With the advent of data warehousing came the realization of an inherent information value chain. While that value chain has been around for some time now, a dramatic shift needs to occur in it for organizations to remain competitive in today's business climate. The chain starts with legacy systems that either capture customer transactions or perform back-office accounting for them. Detail data is then scrubbed and transformed on its way to the data warehouse, where it actually becomes information (see Figure 1).

At this point in the information chain, the value-added processing occurs. Now that the detail data from many disparate legacy systems is integrated in the warehouse, we begin to add some value to it. If we are in the communications or financial services industry, for example, we may "household" our customers (determine customers that transact together as a household). Our organizations segment our customers based on their preferences, buying history and demographics, and determine what a customer's next purchase is likely to be. We ascertain customer profitability based on cross-system account/product relationships. These activities add tremendous value to the data that already resides in the data warehouse as it finds its way into data marts. Sometimes the value-added data resides only in the mart; in other cases, it is added back into the data warehouse as well. In only a few instances does value-added information find its way back into the legacy environment.

The information chain has pretty much looked like Figure 1 since data warehousing began. If we add an element of time to the value chain, we see that warehouses, by their very nature as a snapshot in time, are updated weekly, monthly or sometimes even quarterly. After the warehouse is updated, it can take anywhere from one to 30 days or more to apply the value-added processes and load the resulting information into the data mart. In fact, it can take from 30 to 120 days after a transaction occurs in the legacy environment before information from the value-added processes is available for the organization to utilize within its transactional environment (if indeed it ever finds its way there). Up until now, that was satisfactory since in many cases it was all we had.

Now, however, things are different. Competitive business demands are forcing us to know our customers and their behaviors much earlier in the information chain. It's no longer acceptable to wait until customers are householded, segmented and analyzed after they hit the data warehouse to understand their profitability or what their next purchase is likely to be. The Web has pushed us to instead know real-time to which segment a customer belongs, whether the transaction they just generated improved their overall profitability and whether, based on their recent behavior and the behavior of other customers like them, they are likely to leave our company and go elsewhere.

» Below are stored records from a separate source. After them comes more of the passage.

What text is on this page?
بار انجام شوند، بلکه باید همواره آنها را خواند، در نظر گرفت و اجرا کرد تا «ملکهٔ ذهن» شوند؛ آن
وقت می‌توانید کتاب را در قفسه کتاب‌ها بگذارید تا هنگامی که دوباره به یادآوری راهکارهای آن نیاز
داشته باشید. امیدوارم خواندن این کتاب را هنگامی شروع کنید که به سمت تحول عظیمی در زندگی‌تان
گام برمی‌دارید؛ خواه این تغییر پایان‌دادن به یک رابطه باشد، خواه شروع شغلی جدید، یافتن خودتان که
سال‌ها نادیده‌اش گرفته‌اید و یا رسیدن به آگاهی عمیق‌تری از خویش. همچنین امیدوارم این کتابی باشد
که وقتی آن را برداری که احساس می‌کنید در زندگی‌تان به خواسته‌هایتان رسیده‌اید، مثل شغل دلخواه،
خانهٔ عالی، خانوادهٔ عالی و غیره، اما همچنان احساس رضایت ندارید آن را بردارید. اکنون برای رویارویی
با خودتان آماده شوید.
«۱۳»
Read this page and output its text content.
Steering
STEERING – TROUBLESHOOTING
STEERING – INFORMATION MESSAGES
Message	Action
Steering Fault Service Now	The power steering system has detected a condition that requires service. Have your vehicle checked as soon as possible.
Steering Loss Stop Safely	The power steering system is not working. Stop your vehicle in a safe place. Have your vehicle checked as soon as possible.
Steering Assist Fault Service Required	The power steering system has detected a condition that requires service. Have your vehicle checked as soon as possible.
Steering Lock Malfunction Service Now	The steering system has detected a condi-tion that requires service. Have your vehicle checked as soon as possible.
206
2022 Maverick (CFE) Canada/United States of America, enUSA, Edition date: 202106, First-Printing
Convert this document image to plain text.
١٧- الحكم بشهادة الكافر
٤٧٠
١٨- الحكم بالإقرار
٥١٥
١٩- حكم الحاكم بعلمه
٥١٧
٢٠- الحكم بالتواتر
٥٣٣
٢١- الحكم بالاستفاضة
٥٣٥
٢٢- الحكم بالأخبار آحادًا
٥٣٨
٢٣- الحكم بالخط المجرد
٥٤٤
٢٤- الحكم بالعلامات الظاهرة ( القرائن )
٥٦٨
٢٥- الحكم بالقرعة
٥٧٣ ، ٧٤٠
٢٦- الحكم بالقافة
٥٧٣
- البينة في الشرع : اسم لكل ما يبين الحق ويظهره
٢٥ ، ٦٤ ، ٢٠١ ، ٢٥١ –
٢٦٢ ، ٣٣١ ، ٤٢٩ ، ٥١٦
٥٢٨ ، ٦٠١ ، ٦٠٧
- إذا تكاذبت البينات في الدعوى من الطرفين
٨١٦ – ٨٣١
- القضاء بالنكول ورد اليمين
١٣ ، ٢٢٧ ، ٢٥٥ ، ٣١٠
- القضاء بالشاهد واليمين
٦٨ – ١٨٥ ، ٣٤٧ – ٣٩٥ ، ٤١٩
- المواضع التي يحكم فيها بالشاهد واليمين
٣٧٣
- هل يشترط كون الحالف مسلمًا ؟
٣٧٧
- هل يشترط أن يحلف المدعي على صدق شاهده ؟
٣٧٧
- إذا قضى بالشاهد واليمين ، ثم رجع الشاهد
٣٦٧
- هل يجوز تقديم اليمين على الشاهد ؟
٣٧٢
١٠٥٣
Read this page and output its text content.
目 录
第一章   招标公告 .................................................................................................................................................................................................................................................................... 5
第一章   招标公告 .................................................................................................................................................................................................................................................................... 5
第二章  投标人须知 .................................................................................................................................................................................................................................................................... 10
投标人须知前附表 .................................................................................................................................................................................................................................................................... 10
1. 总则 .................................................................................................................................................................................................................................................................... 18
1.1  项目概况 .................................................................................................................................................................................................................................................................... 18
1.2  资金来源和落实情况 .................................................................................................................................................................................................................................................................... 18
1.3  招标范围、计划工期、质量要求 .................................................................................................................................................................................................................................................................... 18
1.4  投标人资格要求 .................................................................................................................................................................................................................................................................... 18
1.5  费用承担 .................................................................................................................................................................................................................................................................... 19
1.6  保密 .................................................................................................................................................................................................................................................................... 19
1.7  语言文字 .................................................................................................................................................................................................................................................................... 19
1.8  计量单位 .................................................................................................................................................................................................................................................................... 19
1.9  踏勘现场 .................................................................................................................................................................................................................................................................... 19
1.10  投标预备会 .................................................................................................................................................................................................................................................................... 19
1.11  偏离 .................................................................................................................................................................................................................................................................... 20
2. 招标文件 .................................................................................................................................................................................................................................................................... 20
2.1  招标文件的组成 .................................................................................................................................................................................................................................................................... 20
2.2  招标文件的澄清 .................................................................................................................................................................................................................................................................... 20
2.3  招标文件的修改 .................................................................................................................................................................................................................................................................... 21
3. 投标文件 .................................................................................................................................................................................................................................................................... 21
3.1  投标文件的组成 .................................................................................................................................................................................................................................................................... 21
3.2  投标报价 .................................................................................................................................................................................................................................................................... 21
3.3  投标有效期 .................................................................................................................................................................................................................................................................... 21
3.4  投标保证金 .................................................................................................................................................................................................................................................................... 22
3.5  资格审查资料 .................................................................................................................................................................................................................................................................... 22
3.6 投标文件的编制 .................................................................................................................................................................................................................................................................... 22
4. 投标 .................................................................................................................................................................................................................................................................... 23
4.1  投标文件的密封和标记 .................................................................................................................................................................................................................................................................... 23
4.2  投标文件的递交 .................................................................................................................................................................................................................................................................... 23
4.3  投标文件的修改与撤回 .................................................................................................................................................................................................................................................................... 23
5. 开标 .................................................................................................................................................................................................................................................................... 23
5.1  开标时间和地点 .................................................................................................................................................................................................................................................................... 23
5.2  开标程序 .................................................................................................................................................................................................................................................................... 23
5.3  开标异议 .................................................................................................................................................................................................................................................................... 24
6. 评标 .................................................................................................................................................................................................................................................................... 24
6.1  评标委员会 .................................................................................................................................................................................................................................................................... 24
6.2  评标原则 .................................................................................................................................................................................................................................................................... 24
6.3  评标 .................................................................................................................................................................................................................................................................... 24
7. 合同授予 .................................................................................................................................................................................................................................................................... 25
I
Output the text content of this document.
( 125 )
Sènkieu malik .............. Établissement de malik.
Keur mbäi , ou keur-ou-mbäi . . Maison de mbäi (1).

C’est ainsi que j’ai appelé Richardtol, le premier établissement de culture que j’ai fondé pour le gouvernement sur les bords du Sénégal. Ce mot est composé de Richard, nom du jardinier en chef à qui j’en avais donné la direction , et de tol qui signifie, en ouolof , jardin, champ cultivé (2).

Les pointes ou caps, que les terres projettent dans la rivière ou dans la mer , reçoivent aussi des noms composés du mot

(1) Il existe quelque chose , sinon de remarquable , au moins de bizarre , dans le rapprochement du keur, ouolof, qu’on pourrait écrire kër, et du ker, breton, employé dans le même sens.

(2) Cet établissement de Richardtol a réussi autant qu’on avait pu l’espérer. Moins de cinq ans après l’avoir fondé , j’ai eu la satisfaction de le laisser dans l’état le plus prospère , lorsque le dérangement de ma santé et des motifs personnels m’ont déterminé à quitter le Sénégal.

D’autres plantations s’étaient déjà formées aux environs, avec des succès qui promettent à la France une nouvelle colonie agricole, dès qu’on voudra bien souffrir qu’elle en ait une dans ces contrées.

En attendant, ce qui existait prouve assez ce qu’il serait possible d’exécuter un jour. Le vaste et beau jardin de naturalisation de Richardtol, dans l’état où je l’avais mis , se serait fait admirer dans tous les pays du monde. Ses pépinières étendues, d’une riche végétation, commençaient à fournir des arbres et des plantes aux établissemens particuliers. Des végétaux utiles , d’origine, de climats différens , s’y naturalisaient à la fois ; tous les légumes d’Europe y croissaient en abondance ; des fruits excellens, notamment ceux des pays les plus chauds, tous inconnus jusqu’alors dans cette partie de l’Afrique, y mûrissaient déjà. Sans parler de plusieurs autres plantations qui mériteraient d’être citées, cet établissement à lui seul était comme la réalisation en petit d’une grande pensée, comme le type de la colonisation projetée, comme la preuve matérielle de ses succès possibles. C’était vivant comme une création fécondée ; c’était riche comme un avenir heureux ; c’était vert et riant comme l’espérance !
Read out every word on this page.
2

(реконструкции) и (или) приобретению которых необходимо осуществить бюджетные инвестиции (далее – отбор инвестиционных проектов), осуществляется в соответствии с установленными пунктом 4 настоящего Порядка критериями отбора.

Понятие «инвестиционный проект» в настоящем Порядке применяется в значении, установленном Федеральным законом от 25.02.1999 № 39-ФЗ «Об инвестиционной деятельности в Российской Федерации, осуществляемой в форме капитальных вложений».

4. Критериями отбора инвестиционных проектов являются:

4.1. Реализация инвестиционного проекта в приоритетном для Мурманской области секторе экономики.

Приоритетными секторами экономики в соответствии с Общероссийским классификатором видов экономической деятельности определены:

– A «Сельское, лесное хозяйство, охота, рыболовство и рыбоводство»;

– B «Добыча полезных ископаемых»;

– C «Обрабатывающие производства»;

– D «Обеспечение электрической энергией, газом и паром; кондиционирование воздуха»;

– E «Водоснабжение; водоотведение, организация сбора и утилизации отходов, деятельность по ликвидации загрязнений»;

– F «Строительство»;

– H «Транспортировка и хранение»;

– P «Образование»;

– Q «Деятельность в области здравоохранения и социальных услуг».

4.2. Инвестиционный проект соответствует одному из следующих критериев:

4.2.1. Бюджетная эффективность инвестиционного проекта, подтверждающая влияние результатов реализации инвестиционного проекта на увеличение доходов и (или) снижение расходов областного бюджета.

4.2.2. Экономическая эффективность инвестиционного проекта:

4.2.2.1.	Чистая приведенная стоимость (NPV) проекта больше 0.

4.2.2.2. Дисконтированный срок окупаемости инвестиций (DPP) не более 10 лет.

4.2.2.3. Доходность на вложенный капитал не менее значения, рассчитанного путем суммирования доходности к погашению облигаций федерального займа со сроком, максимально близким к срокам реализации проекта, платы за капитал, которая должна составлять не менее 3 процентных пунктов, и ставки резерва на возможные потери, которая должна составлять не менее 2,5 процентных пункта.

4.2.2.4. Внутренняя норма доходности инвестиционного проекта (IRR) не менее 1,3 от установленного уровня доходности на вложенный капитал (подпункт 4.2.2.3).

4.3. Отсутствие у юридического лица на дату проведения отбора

The need for value-added information is movin' on up the information value chain.

We now need to find ways to perform these value-added processes sooner. We need to move these processes out of the back end of the information chain and up into the front end, closer to where the transactions actually occur. Operational data stores that are updated in real-time with messages from the transactional systems can help provide the foundation for zero-latency processes that add value to information. Fortunately, several products are also emerging that perform real-time analysis of transactional data with the intent to suggest or recommend appropriate customer retention strategies, or cross-selling strategies, for example. Net Perceptions has software that leverages e-commerce purchase data and customer activity data to bring merchandising messages to customers at the right moment in time. RightPoint Software (formerly DataMind Corporation) offers products for developing, targeting, executing and evaluating real-time marketing campaigns for call centers and Web sites. TriVida Corporation offers products that help make each customer interaction as effective as possible by facilitating real-time data analysis and action-taking, such as identifying customers likely to defect and suggesting strategies to help retain them.

And there will be more products entering the market soon. As with any new technology, there are risks associated with utilizing these new real-time analysis engines. However, there may be bigger risks in not doing so. Business pressures will force all of our organizations to reduce the cycle time of our information processes. It's just a question of when. Leading organizations will improve the speed of business quickly. Followers will still have to make the process shift to remain competitive or possibly risk going out of business. Companies that figure out this shift will find themselves not only "movin' on up" the information value chain, but "movin' on up" in their business markets as well.